As yet, we have no published data on the stability of legally married LGBT parents. However, recent evidence indicates that very few GLBT individuals come together with the intention of having children and few, in fact, ever have children; if they do have a child, few spend the entire year with that child.
Effects on Children
Richard Redding, writing in a 2008 issue of the Duke Journal of Gender Law and Policy, concluded that gay parents were more likely to have gay children. My meta-analyses of 26 studies and ten books on GLBT parenting concur with his findings (Schumm, in press). Furthermore, my research indicates that many literature reviews have systematically excluded information about negative child outcomes associated with gay parenting — that is, greater levels of insecure attachment and drug abuse among daughters of gay fathers. The most recent review of literature on GLBT families did not mention Sirota’s (2009) research, even though I reported a summary of it two years ago.

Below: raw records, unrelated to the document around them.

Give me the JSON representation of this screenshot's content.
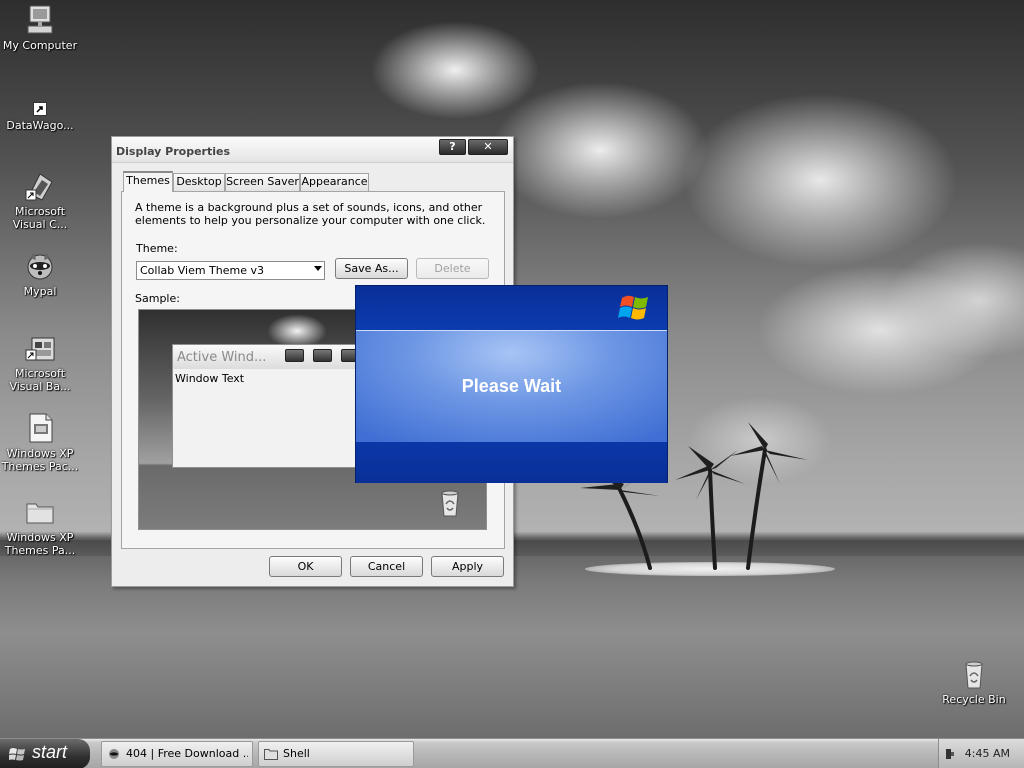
{
  "desktop": {
    "icons": [
      {
        "label": "My Computer",
        "icon": "my-computer-icon"
      },
      {
        "label": "DataWago...",
        "icon": "shortcut-icon"
      },
      {
        "label": "Microsoft Visual C...",
        "icon": "visual-c-icon"
      },
      {
        "label": "Mypal",
        "icon": "mypal-raccoon-icon"
      },
      {
        "label": "Microsoft Visual Ba...",
        "icon": "visual-basic-icon"
      },
      {
        "label": "Windows XP Themes Pac...",
        "icon": "installer-file-icon"
      },
      {
        "label": "Windows XP Themes Pa...",
        "icon": "folder-icon"
      },
      {
        "label": "Recycle Bin",
        "icon": "recycle-bin-icon"
      }
    ]
  },
  "dialog": {
    "title": "Display Properties",
    "help_label": "?",
    "close_label": "✕",
    "tabs": [
      {
        "label": "Themes",
        "active": true
      },
      {
        "label": "Desktop",
        "active": false
      },
      {
        "label": "Screen Saver",
        "active": false
      },
      {
        "label": "Appearance",
        "active": false
      }
    ],
    "description": "A theme is a background plus a set of sounds, icons, and other elements to help you personalize your computer with one click.",
    "theme_label": "Theme:",
    "theme_value": "Collab Viem Theme v3",
    "save_as_label": "Save As...",
    "delete_label": "Delete",
    "sample_label": "Sample:",
    "sample_window_title": "Active Wind...",
    "sample_window_text": "Window Text",
    "ok_label": "OK",
    "cancel_label": "Cancel",
    "apply_label": "Apply"
  },
  "splash": {
    "message": "Please Wait",
    "logo": "windows-xp-flag-icon",
    "colors": {
      "frame": "#0a34a0",
      "center": "#6e97e4"
    }
  },
  "taskbar": {
    "start_label": "start",
    "tasks": [
      {
        "label": "404 | Free Download ...",
        "icon": "mypal-raccoon-icon"
      },
      {
        "label": "Shell",
        "icon": "folder-icon"
      }
    ],
    "clock": "4:45 AM"
  }
}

Space does not permit an adequate treatment here, but some research suggests differential effects on sex role orientations of children and their views of non-monogamous sexuality. My hunch is that delayed gratification orientation may be an important intervening variable for understanding the influence of parental sexual orientation on child outcomes, but I am not aware of any studies on that variable.
Again, there appear to be differences in reporting of child outcomes, depending on the source of the data – whether parents, children, or teachers, for example. My sense is that maternal reports tend to be influenced by what the writers understand to be socially desirable outcomes, especially if the mothers sense the political purposes of the study.
Ends do not justify the means
One could probably write a book on the misuse of research regarding LGBT individuals and families. Even if the political goals of the researchers were laudable, the misuse of science would not be. In my view, the ends do not justify the means. Numerous legal and social science scholars have virtually sworn that the idea that GLBT parents might tend to have GLBT children was nothing but a myth; however, close examination of multiple sources of data suggests otherwise, as my forthcoming article will show.
Today, some would say, so what? That might be a plausible position, but it was not the position taken by most scholars between 1990 and 2005. Then, and now, I presume, most of the public would deem relationship instability to be unfavorable for the welfare of children, and would want to consider the evidence that lesbian parents have much less stable relationships than do married heterosexual parents.
As I noted at the beginning, it is risky to express such views about same-sex parenting, no matter how objectively based they are. But the public has a right to consider all the evidence in such an important matter, affecting as it does the welfare of children.
Dr Walter Schumm is a Professor of Family Studies in the School of Family Studies and Human Services at Kansas State University. He has published over 250 scholarly articles and book chapters and is co-editor of the Sourcebook of Family Theories and Methods: A Contextual Approach (Plenum, 1993; Springer, 2009). He is a retired colonel in the U.S. Army Reserve, a former brigade and battalion commander. His views may not reflect the positions of Kansas State University or the US Department of Defense.